DDoS attacks by type, Q2 and Q3 2018 (download)
Windows and Linux botnets have split in about the same proportion as the last quarter: Windows botnets have gone up (and Linux ones down) by 1.4 p.p. This correlates pretty well with the attack type variation dynamics.
Windows vs. Linux botnets, Q3 2018 (download)
Botnet distribution geography
There was some shakeup in the top ten list of regions with the largest number of botnet command servers. The US remained first, although its share declined from 44.75% last quarter to 37.31%. Russia climbed to the second place, having tripled its share from 2.76% to 8.96%. Greece came in third: it accounts for 8.21% of command servers – up from 0.55% and from its position way outside the top ten the previous quarter.

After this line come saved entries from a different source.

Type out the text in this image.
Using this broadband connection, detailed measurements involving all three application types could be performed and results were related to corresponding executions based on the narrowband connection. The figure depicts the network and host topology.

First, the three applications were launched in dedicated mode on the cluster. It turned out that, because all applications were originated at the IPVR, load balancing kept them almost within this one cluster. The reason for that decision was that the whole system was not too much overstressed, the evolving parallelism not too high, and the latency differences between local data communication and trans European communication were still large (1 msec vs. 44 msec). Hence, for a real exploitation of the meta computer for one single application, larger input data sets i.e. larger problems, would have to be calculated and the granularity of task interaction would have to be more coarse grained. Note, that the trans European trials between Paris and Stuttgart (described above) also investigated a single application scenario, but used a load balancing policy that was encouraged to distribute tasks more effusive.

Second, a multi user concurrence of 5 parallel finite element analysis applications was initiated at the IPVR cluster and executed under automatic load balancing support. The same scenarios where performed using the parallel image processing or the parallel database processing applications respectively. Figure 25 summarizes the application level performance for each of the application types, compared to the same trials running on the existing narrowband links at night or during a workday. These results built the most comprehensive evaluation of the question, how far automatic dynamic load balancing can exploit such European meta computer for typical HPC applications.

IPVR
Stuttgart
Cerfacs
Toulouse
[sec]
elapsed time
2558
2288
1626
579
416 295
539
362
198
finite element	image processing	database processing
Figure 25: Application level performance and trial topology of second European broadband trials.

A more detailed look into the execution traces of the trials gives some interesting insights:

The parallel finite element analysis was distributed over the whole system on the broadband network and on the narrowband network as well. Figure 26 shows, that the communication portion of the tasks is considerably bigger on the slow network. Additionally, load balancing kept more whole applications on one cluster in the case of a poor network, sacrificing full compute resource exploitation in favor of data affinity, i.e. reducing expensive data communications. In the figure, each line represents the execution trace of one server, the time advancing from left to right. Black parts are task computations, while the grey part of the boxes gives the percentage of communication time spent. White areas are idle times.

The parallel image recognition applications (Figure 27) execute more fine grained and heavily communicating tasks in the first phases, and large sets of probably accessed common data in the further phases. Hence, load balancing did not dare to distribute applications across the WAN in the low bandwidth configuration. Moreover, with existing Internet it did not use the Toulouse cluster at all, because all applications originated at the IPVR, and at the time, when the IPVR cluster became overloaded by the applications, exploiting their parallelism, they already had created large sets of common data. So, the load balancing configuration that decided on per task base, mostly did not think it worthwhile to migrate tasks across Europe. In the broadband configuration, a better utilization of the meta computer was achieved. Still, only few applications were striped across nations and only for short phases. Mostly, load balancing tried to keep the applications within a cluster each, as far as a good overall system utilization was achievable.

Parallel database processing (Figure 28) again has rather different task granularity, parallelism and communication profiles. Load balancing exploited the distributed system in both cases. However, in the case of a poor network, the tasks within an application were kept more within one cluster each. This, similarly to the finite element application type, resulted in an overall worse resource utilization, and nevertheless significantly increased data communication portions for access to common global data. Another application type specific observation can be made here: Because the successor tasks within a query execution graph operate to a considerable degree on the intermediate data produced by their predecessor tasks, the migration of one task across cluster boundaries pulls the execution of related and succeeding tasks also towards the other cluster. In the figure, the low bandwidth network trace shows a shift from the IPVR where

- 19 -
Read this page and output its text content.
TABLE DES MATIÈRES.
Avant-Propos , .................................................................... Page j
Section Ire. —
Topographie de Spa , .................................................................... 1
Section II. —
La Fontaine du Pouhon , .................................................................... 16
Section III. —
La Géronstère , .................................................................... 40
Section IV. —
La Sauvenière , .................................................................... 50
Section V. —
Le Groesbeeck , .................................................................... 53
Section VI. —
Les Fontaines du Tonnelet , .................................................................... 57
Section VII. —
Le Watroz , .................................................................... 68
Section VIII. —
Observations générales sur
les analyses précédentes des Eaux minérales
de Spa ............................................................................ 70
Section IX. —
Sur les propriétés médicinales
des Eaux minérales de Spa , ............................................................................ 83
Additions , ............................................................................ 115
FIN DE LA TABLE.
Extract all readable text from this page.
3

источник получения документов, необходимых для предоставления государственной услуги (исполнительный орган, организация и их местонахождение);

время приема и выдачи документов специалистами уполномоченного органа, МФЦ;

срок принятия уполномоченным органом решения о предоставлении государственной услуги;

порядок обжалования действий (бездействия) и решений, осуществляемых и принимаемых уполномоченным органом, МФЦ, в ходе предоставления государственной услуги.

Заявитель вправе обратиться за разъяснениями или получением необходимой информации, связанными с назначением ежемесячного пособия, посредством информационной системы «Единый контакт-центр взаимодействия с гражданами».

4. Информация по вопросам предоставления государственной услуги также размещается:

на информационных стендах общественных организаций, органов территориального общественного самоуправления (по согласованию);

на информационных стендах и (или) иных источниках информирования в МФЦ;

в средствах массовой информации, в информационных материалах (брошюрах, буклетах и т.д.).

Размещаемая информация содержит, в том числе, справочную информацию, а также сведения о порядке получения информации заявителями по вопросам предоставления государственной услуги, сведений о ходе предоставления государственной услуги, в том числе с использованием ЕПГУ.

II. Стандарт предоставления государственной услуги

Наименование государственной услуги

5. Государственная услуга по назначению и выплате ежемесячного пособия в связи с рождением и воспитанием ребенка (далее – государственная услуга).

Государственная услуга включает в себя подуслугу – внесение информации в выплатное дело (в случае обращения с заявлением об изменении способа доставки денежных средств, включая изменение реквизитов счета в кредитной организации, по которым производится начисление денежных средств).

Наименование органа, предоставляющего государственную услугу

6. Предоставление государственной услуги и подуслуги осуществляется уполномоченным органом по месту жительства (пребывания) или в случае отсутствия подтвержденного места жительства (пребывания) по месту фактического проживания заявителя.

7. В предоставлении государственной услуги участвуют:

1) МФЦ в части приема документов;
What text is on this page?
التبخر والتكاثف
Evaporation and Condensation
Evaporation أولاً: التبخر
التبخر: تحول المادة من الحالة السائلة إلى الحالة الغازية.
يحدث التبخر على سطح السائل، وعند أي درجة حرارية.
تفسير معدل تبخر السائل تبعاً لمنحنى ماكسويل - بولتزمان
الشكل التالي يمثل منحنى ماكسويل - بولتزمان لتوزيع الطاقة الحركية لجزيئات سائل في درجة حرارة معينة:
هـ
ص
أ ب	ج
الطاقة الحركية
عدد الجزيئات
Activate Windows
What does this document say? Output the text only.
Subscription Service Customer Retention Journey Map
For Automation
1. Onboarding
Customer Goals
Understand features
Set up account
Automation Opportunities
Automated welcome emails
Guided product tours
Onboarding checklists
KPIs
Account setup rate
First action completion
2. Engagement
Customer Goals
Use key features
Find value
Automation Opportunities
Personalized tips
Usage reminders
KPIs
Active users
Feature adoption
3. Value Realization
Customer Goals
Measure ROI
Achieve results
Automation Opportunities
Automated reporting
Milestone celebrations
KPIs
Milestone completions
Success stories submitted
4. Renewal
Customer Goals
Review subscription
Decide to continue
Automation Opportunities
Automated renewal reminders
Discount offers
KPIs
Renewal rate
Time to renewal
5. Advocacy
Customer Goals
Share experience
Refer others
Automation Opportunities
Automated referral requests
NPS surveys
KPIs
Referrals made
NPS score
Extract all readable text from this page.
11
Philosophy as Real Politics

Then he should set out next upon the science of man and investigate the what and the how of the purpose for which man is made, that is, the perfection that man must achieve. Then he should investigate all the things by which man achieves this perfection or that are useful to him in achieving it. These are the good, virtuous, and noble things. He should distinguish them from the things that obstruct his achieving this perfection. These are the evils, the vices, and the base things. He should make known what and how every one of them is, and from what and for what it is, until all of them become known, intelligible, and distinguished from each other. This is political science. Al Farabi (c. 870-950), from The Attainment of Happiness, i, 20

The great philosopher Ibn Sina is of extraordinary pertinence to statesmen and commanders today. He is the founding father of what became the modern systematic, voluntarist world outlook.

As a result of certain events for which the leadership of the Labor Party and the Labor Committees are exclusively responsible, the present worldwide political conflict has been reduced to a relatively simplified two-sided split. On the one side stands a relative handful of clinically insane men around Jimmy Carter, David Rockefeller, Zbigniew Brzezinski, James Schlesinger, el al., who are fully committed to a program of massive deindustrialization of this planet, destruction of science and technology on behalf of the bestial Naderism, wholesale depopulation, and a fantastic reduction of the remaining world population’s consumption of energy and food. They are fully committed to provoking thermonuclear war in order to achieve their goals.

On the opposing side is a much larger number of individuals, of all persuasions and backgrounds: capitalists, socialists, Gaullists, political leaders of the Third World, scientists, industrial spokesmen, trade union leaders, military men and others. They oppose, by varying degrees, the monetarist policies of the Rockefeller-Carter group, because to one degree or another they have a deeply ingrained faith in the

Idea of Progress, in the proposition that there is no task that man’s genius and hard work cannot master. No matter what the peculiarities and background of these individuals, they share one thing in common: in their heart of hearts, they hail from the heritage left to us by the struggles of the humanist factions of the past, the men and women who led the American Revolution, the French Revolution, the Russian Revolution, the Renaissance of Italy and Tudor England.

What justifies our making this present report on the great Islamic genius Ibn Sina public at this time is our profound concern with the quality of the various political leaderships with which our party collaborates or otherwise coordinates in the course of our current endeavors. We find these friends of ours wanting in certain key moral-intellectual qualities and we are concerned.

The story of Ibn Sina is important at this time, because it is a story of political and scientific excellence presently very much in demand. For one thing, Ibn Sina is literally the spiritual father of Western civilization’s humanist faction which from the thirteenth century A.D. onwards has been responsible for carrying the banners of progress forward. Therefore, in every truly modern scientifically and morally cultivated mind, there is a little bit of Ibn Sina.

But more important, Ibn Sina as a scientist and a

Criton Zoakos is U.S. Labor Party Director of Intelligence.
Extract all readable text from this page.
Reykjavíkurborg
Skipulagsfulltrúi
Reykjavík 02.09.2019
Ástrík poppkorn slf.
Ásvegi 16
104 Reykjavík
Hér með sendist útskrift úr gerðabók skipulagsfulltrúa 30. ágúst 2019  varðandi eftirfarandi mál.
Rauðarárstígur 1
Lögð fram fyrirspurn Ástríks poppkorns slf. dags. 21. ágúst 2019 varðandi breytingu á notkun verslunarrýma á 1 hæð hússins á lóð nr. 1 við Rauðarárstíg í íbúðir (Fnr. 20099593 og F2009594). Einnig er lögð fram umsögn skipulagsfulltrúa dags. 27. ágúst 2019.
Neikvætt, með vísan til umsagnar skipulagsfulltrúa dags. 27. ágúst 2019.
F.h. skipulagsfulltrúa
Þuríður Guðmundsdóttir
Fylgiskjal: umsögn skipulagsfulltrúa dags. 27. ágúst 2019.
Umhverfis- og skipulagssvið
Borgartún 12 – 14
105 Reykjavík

China, with 5.22%, is only fifth, outplayed by Canada which scored 6.72% (several times more than its own figure in Q2).
At the same time, there was a major increase in the combined share of the countries outside the top ten: up almost 5 p.p., it now stands at 16.42%.
Botnets command servers by country, Q3 2018 (download)
Conclusion
No major high-profile attacks were reported over the last three months. In contrast with the summer slowdown, the September’s upsurge of attacks on schools was particularly noticeable. It has become a part of the cyclic trend Kaspersky Lab has observed for many years.
Another conspicuous development is the shrinking number of protracted attacks paired with growing number of unique targets: botnet owners may be replacing large-scale offensives with small attacks (sometimes referred to in English-speaking media as “crawling” ones), often indistinguishable from the “network noise”. We have seen preludes to such change of paradigm over the previous quarters.
The top ten lineup in terms of the number of C&C botnets is being abruptly reshuffled for the second quarter in a row. It may be that the attackers try to expand into new territories or attempt to arrange for geographic redundancy of their resources. The reasons for that may be both economical (electricity prices, business robustness when exposed to unforeseen circumstances) and legal – anti-cybercrime action.
The statistics for the last two quarters has led us to believe that certain transformation processes are currently unfolding in the DDoS community, which may seriously reconfigure this field of cybercriminal activities in the near future.